You’ll notice that the three strings we extracted from json are wrapped by quotes. To get rid of them we’ll be using a special Bash syntax, which works like a substring function that you’re familiar from languages like PHP or Javascript.

subString=${string:startPos:endPos}

We can also use negative indexes to get position from the end of the string. Remember, we want to get rid of first and last characters and keep the rest:

title=${title:1:-1}

Sending Email

If you’re going to run this on a real server with a domain attached, you probably already have postfix and mailutils installed and can send email.

But if you want to run this on your personal computer, you’ll probably need to install an MTA software and do some configuration.

If you’re using OSX, you have postfix by default. You can configure it to use your personal email address. This gist shows step by step how to do it.

If you’re not on OSX and don’t have any MTA, i would suggest ssmtp. It’s quite easy to install and configure. On Ubuntu, you can install it by:

sudo apt-get install ssmtp

After installation, you need to edit two configuaration files, /etc/ssmtp/ssmtp.conf and /etc/ssmtp/revaliases. I’ll share with you the content of my configuration files for gmail:

`/etc/ssmtp/ssmtp.conf`

mailhub=smtp.gmail.com:587
rewriteDomain=gmail.com
hostname=localhost
FromLineOverride=YES
UseTLS=YES
UseSTARTTLS=YES
[email protected]
AuthPass=password

`/etc/ssmtp/revaliases`
local_user_name:[email protected]:smtp.gmail.com:587

To test email using ssmtp:

echo "Test message" | sudo ssmtp -vvv [email protected]

To test email using mail:

echo "Test message" | mail -s "Subject" [email protected]

Hopefully, our test message made it to our inbox, so we can continue.

We just sent ourselves a text-based email. To send HTML, we only need to set MIME-version and Content-type headers. A minimum html email looks like this:

MIME-Version: 1.0
Content-type: text/html; charset=utf-8

our html content

Putting it All Together

The only step left, is to update our log file with the new id. We can easily do this by redirecting this id to our log file:

echo $currentNum > /our/log/file

This will override the content in the log file with the new id.

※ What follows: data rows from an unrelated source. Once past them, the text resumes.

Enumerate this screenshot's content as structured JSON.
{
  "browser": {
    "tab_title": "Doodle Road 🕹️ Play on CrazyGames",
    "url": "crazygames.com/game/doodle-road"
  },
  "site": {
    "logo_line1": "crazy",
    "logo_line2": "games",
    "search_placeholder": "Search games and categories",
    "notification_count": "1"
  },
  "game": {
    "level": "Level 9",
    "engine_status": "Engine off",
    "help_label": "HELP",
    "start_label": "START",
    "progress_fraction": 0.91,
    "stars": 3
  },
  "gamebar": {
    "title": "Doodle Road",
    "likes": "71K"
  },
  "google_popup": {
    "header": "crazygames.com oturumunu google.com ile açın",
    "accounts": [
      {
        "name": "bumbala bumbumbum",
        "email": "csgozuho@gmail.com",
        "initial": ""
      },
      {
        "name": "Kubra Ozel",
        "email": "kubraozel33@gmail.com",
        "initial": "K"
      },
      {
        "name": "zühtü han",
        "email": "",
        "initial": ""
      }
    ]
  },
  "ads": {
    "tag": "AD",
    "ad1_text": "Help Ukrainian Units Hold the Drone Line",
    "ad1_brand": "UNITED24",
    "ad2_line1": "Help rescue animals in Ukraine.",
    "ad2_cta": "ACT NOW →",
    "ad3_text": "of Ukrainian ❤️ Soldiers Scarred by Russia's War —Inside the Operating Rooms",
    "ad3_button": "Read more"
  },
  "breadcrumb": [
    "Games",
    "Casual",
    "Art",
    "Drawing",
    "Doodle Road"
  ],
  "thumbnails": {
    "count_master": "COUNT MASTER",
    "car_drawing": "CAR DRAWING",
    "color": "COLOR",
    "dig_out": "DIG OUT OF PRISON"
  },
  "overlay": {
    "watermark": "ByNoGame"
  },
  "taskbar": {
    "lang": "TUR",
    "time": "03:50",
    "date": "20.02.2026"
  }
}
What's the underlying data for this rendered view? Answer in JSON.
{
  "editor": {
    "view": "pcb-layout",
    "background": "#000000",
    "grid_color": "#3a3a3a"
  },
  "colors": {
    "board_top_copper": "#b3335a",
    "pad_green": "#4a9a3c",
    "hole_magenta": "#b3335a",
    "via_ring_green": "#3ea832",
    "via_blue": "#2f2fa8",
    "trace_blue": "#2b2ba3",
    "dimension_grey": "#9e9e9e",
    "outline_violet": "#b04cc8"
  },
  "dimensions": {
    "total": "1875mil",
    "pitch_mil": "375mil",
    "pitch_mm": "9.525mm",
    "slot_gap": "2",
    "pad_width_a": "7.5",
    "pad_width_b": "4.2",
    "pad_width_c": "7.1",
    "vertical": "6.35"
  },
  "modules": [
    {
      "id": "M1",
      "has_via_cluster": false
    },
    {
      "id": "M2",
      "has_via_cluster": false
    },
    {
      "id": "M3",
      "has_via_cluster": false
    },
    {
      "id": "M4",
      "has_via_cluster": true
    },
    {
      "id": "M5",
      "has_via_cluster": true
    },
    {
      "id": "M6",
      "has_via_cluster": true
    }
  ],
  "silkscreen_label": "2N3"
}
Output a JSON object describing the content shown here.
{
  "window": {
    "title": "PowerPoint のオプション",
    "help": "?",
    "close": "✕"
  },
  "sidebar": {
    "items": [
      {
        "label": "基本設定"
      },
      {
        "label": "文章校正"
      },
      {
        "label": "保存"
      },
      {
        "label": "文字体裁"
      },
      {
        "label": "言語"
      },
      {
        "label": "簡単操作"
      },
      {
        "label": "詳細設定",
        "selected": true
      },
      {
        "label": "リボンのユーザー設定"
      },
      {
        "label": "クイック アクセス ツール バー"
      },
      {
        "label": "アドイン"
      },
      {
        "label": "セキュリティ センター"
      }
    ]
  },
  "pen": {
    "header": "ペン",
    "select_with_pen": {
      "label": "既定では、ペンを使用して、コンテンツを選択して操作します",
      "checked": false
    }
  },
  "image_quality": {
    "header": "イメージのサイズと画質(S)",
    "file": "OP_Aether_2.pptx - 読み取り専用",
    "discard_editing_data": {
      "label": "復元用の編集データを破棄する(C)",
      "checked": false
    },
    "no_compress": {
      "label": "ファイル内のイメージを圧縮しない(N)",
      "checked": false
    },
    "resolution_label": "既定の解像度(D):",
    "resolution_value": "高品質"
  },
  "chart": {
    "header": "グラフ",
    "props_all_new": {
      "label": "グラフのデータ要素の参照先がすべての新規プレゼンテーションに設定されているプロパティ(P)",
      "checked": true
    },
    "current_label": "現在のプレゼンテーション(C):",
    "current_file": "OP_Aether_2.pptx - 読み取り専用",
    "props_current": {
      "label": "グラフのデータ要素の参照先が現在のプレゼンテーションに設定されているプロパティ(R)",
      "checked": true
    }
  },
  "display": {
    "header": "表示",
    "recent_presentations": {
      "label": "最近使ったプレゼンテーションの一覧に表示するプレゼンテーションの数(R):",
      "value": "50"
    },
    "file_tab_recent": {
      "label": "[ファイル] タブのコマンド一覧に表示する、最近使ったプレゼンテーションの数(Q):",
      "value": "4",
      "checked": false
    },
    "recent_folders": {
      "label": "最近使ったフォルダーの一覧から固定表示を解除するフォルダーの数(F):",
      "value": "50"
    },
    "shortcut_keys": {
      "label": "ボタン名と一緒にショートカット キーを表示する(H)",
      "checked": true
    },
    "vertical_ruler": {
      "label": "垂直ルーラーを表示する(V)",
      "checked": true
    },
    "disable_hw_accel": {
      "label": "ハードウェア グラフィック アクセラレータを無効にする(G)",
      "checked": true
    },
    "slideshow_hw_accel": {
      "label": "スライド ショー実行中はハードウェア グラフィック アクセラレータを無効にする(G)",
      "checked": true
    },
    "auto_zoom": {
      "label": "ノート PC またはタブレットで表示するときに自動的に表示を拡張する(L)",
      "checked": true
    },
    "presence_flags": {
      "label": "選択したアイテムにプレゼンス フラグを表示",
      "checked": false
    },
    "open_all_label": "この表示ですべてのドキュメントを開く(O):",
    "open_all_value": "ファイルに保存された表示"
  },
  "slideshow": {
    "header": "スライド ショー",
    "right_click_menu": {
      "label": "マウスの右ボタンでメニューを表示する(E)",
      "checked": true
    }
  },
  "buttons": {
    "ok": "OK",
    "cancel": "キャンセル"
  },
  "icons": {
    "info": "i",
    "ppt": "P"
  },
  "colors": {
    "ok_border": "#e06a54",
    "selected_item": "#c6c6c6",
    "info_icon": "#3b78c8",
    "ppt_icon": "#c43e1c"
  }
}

This is what our complete script looks like:

A view from my inbox A view from my inbox. Everything in its right place. Note: gazorbazorb [at] gmail is not my email address.

Setting Crontab

To make this work on a regular basis, we will set up crontab. On XKCD website, it says new comics are released every Monday, Wednesday and Friday. So we can check every Monday, Wednesday and Friday night at 23:00 by this:

0 23 * * 1,3,5 /path/to/our/script

I prefer to check every morning instead, at 8:45, as i like to read them on the commute to work:

45 8 * * * /path/to/our/script

One last useful trick; we’ll append the output of our script to another log file, preferably somewhere like /var/log/cron/. This will write everything our script echoes to this file. So if we need to debug our program, this file will come in handy, since we are echoing every time it worked and its decision about sending an email.

45 8 * * * /path/to/our/script >> /var/log/cron/xkcd.log

Conclusion

With crontab set, we certainly made sure that we’ll never miss new XKCD comics.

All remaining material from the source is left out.